We recommend you to test your website speed using a tool, such as GTmetrix, WebPageTest, Google PageSpeed Insights, Pingdom, etc. These are considered as top 4 free website speed test tools of 2018.

2. What Slows Down Your WordPress Website and Solutions

There are various causes of a slow WordPress website, and we believe that once you have understanding of them, you can easily improve your site performance with the best ways, even if you’re not a tech-geek.

Here are some primary causes and recommended solutions:

Web Hosting

When starting your website, you should consider which web hosting company to trust your content with, because your WordPress hosting service plays an important role in your site loading speed.

Most bloggers decide to go with a shared server for a budget reason. However, on that shared environment, there will be several other hosting accounts, and the server resources will be used by many others. If your neighboring sites use up too many resources, the entire server may crash, which in turn slows down your website performance.

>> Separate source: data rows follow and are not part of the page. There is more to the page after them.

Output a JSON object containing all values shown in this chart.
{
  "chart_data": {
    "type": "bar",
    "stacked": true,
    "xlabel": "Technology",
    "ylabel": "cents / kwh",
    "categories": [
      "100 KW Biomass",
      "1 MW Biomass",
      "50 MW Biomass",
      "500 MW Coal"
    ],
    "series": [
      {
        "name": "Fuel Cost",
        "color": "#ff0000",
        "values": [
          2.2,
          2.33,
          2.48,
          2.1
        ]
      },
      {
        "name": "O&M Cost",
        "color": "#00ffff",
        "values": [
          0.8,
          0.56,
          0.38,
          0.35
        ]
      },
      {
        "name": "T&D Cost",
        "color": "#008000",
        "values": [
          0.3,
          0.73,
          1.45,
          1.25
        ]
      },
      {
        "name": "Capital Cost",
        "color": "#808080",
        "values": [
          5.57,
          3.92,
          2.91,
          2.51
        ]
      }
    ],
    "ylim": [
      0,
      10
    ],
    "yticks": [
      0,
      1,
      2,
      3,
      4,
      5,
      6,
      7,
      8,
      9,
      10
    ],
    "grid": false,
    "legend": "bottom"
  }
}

Therefore, we recommend you to choose a good shared hosting provider like SiteGround or BlueHost. They are not only affordable but also offer extra measures to optimize your website for performance.

WordPress Configuration with Caching Plugins

If your WordPress website is not serving cached pages, your server will be overloaded, especially when multiple people visit your site at the same time. This causes your site to be quite slow or even crash entirely. In this case you are recommended to use a caching plugin.

The caching plugin caches your WordPress posts and pages as static files after the first load, then serves the version of static files to subsequent users. By this way, it reduces the page loading process on the server.  

There are a number of awesome WordPress caching plugins available, but we suggest using W3 Total Cache, WP Super Cache (free) or WP Rocket (premium) plugin.

However, using a caching plugin may prevent you from seeing new changes you just made to your site. All the updates will appear later when the time set to keep the cache file expires and you clear the browser’s history and cookie. You could deactivate the plugin every time you’re about to update your blog, then reactivate it after all changes are done.

Pages with Oversized Images

The image size is directly proportional to the website loading time. It takes a huge amount of time to load photos even when you have a fast server response time. So if possible, do not upload images directly from your phone or camera. Try to resize and optimize them for your website instead, using photo editing software.

Bad Plugins

While loading your website, your server will also load other elements on your site, including all plugins installed. Each one has its own pack of codes to executes. If any of the plugins is poorly coded, it can significantly slow down your website. So you should control plugins on your site and only use up-to-date, well-coded ones. Don’t forget to check out their positive feedback and approval rating from other users before installing one.

External Scripts

Such external scripts as web fonts loaders, Google ads, affiliate program widget, etc. may eat up your website speed since they are loading from other servers into your blog. Take consideration before using any of them as well.

Besides, there are also many other ways to reduce the loading time and boost the performance of your website, for instance:

Use Excerpt on Homepage and Archives – to helps readers navigate your posts more easily and reduce page speed

Keep Your WordPress Site Updated – to help fix security issues and bugs, prevent being slow and unreliable on your site.

Don’t Upload Videos Directly to WordPress – but via a video hosting service like YouTube, Vimeo, DailyMotion, etc., to avoid the problem with bandwidth.

Split Comments into Pages – to reduce loading speed, especially when your posts have a lot of comments.

Now that you know major causes for low page loading speed, let’s give your website a check and take steps to improve its performance!